An international team of scientists has discovered a planet made of diamond after first detecting a pulsar using the Parkes and Lovell radio telescopes.
Pulsars are essentially small spinning stars approximately 20 km in diameter that emit a beam of radio waves. As the star spins its radio beam sweeps repeatedly over Earth, allowing radio telescopes to pick up a regular pattern of pulses.
However, the arrival times of the pulses emanating from the pulsar - known as PSR J1719-1438 - were markedly and systematically modulated.
Researchers subsequently concluded the deviation was due to the gravitational pull of a small companion planet orbiting the pulsar in a binary system.
According to Professor Bailes of the Swinburne University of Technology in Melbourne, Australia, the pulsar and its planet are part of the Milky Way's plane of stars and lie 4,000 light-years away in the constellation of Serpens (the Snake).
The planet apparently orbits the pulsar in just two hours and ten minutes, as the distance between the two objects is 600,000 km - a little less than the radius of our Sun. Despite its small size (less than 60,00 km), the planet has slightly more mass than Jupiter.
"This high density of the planet provides a clue to its origin," said Professor Bailes, who believes the "diamond planet" is all that remains of a once-massive star - most of whose matter was siphoned off towards the pulsar.
The research team describes Pulsar J1719-1438 as a very fast-spinning pulsar, or millisecond pulsar, as it rotates more than 10,000 times per minute, boasts a mass of about 1.4 times that of our Sun and is only 20 km in diameter.
Interestingly enough, the companion (in its star form), is actually capable of transforming an old, dead pulsar into a millisecond pulsar by transferring matter and spinning it up to a very high speed.
The result? A fast-spinning millisecond pulsar with a shrunken companion - most often a so-called white dwarf.
"We know of a few other systems, called ultra-compact low-mass X-ray binaries, that are likely to be evolving according to the scenario above and may likely represent the progenitors of a pulsar like J1719-1438," explained team member Dr. Andrea Possenti, Director at INAF-Osservatorio Astronomico di Cagliari.

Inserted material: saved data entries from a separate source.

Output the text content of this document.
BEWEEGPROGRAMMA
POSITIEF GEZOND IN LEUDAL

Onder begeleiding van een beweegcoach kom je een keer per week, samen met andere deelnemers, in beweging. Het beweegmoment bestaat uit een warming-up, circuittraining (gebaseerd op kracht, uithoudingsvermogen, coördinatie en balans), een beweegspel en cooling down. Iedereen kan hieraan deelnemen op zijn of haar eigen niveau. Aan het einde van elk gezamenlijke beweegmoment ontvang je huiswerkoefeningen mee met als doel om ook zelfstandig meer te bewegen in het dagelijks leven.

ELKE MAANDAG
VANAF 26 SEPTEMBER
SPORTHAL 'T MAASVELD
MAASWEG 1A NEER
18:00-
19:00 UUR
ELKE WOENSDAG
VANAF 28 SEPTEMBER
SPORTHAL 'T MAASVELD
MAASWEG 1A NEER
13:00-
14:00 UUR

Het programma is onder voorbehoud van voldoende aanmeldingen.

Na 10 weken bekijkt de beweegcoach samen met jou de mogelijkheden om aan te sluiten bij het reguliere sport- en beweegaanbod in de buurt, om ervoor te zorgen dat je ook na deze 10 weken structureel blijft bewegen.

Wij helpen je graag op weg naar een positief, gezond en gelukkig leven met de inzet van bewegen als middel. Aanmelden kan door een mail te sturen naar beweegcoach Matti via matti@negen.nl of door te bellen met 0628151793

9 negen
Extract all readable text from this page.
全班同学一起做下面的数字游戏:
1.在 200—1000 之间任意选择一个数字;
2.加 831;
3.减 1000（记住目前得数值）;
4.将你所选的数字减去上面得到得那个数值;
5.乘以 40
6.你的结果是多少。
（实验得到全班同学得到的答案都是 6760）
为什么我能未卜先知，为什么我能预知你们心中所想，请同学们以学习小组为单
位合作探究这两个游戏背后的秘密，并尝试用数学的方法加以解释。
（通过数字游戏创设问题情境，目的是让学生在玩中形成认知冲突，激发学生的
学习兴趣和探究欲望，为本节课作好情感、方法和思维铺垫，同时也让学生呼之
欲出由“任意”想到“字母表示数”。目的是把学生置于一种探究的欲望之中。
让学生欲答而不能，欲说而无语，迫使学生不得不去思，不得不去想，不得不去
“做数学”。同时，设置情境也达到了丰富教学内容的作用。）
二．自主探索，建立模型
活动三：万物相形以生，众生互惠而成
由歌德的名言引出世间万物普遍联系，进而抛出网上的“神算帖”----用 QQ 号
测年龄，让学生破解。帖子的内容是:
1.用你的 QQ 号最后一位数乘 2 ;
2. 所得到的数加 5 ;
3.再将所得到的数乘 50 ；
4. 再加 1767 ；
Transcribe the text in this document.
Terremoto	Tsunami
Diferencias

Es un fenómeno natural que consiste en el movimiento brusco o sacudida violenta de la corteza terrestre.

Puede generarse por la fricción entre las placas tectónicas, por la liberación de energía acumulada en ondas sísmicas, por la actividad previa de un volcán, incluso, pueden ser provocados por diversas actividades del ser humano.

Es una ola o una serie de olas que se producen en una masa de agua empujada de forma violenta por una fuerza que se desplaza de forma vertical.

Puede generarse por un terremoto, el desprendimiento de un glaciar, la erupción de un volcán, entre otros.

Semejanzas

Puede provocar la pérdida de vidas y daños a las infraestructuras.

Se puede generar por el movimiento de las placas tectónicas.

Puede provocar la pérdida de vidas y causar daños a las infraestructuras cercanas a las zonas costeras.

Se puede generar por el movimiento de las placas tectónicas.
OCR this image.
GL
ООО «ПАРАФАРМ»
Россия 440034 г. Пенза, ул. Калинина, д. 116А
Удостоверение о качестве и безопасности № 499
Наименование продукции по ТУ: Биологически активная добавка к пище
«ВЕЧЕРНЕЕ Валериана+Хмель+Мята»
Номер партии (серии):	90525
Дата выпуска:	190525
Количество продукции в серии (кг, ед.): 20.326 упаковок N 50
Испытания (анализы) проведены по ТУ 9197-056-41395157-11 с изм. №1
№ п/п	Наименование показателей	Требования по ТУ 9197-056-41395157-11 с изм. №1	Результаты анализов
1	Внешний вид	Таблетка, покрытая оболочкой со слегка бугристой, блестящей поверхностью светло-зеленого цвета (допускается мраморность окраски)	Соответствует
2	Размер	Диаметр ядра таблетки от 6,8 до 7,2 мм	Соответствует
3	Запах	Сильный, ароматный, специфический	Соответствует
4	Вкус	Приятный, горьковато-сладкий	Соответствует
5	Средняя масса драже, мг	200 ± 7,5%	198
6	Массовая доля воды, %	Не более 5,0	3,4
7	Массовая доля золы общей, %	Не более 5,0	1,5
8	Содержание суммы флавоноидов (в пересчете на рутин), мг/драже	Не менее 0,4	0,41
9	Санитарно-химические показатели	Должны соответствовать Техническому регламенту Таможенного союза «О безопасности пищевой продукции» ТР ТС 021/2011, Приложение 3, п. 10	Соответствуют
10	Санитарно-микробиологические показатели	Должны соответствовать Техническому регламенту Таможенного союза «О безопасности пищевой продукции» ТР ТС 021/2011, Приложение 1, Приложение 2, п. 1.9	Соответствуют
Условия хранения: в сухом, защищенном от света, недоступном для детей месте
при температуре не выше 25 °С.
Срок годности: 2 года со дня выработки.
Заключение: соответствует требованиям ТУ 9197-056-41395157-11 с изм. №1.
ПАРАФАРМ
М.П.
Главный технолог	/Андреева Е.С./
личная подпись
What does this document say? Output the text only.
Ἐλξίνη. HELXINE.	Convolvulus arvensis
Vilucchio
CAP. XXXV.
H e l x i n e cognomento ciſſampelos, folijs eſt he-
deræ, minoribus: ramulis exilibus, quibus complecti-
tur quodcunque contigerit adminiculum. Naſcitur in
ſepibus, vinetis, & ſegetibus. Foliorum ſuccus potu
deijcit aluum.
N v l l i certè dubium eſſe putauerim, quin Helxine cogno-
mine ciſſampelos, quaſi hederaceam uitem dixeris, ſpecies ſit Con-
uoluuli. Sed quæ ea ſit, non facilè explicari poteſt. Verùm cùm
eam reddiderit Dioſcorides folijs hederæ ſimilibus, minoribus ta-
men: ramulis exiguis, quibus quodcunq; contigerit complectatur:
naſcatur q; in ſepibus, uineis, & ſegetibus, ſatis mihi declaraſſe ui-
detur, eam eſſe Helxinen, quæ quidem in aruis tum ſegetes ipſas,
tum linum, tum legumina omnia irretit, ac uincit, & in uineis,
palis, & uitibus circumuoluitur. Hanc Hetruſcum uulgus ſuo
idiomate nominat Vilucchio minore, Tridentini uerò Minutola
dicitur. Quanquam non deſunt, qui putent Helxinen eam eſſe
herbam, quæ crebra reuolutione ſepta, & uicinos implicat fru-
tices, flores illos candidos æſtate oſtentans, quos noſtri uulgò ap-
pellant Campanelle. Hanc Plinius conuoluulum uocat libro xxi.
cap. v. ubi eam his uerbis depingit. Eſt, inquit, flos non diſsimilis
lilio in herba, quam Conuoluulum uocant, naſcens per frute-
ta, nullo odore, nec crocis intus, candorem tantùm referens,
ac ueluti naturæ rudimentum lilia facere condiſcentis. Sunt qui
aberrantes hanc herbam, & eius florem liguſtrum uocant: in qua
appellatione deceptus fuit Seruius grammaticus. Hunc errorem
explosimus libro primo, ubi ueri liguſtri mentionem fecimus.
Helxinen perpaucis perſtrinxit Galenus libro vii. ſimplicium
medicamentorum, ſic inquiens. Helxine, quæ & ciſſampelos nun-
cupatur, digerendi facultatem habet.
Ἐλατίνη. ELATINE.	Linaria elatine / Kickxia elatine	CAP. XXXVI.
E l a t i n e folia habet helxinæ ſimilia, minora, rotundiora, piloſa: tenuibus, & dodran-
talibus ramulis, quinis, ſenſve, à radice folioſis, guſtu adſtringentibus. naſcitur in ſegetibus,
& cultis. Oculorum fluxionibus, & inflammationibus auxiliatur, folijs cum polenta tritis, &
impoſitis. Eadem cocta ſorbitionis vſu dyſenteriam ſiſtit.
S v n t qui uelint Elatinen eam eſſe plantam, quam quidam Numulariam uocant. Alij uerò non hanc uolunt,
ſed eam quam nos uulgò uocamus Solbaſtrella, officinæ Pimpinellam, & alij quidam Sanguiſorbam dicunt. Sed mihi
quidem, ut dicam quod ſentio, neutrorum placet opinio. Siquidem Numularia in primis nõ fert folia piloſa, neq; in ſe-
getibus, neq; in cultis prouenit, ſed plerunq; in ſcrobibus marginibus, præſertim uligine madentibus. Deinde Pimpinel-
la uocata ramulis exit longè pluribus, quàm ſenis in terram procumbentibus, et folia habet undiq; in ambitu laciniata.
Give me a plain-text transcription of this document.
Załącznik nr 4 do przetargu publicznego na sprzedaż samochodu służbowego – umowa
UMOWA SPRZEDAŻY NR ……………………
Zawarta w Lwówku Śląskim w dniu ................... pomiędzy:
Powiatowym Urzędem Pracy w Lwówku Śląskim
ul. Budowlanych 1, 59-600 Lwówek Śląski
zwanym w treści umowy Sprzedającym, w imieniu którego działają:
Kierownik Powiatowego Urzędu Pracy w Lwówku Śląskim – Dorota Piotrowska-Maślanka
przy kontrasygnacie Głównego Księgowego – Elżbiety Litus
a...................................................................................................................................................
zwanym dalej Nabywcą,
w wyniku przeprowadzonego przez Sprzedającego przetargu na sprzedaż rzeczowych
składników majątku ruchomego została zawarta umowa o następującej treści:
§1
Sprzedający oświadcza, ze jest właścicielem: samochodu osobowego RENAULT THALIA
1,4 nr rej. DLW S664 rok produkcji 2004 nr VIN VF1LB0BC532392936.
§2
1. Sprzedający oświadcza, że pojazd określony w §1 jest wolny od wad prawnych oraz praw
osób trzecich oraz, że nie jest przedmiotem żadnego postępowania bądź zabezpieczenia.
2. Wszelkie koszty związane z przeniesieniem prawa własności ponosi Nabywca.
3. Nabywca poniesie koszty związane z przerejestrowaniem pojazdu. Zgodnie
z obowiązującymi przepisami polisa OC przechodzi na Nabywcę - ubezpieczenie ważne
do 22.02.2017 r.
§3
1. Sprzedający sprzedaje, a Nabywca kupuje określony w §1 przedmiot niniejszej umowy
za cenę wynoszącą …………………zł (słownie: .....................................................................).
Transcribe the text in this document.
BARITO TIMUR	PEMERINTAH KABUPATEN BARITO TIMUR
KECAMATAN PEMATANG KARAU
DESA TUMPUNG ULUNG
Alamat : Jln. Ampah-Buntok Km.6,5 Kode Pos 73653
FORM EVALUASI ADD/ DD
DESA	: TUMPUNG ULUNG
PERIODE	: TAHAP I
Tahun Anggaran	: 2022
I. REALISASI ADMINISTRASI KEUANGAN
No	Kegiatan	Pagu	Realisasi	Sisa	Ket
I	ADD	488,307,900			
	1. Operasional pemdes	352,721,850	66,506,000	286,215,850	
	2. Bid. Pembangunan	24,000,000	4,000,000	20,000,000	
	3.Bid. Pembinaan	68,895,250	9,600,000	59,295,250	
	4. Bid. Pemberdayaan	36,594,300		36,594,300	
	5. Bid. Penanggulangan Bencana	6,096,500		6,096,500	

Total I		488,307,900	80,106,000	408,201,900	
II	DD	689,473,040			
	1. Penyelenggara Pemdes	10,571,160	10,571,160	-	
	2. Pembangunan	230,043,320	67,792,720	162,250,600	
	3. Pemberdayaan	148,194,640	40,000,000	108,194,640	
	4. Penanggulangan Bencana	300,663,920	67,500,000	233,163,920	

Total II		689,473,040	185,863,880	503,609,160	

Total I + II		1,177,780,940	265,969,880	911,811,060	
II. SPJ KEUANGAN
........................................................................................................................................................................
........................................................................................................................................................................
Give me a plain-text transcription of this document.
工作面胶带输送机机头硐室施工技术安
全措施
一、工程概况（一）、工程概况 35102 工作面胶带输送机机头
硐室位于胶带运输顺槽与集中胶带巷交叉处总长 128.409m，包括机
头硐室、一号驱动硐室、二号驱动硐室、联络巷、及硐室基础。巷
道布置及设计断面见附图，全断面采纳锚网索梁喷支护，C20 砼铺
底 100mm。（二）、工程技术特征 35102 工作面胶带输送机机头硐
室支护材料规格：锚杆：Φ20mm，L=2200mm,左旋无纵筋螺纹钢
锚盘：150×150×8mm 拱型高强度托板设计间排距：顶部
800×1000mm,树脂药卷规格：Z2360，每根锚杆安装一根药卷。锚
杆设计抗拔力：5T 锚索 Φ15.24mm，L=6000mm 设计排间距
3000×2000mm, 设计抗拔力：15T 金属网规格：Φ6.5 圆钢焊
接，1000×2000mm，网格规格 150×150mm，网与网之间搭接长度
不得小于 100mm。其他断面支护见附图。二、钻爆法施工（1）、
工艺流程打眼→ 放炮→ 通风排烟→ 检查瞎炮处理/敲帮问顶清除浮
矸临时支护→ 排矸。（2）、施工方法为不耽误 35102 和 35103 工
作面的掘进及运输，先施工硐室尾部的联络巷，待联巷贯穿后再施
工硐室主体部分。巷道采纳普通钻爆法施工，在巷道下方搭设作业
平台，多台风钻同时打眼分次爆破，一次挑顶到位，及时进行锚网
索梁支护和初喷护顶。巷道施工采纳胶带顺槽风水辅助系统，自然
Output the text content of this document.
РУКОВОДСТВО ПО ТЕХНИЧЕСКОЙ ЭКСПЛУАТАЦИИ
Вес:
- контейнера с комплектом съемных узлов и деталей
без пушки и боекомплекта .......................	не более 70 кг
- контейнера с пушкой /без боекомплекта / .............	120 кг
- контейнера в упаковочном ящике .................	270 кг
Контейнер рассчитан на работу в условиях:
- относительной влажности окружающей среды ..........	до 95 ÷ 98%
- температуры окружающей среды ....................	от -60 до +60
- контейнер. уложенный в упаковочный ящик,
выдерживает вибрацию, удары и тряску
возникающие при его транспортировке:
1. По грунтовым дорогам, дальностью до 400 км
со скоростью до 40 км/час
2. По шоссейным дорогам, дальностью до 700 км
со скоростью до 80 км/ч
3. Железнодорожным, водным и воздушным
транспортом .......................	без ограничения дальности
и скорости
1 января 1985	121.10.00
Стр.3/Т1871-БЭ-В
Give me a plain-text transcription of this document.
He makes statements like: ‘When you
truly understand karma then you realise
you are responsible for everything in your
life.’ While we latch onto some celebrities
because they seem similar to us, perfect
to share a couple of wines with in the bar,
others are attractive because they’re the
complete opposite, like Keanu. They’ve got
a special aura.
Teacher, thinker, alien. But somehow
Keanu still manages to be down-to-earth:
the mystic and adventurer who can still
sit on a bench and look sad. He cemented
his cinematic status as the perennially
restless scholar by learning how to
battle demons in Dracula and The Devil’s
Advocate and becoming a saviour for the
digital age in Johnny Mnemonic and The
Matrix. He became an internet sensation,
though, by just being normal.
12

But pulsar J1719-1438 and its companion are so close together that the companion can only be a very stripped-down white dwarf, one that has lost its outer layers and over 99.9% of its original mass.
"This remnant is likely to be largely carbon and oxygen, because a star made of lighter elements like hydrogen and helium would be too big to fit the measured orbiting times," confirmed Dr. Michael Keith of the CSIRO.
The density means the material is certain to be crystalline: that is, a large part of the star may be similar to a diamond.
"The ultimate fate of the binary is determined by the mass and orbital period of the donor star at the time of mass transfer," stated Dr. Benjamin Stappers from The University of Manchester.
"The rarity of millisecond pulsars with planet-mass companions means that producing such 'exotic planets' is the exception rather than the rule, and requires special circumstances."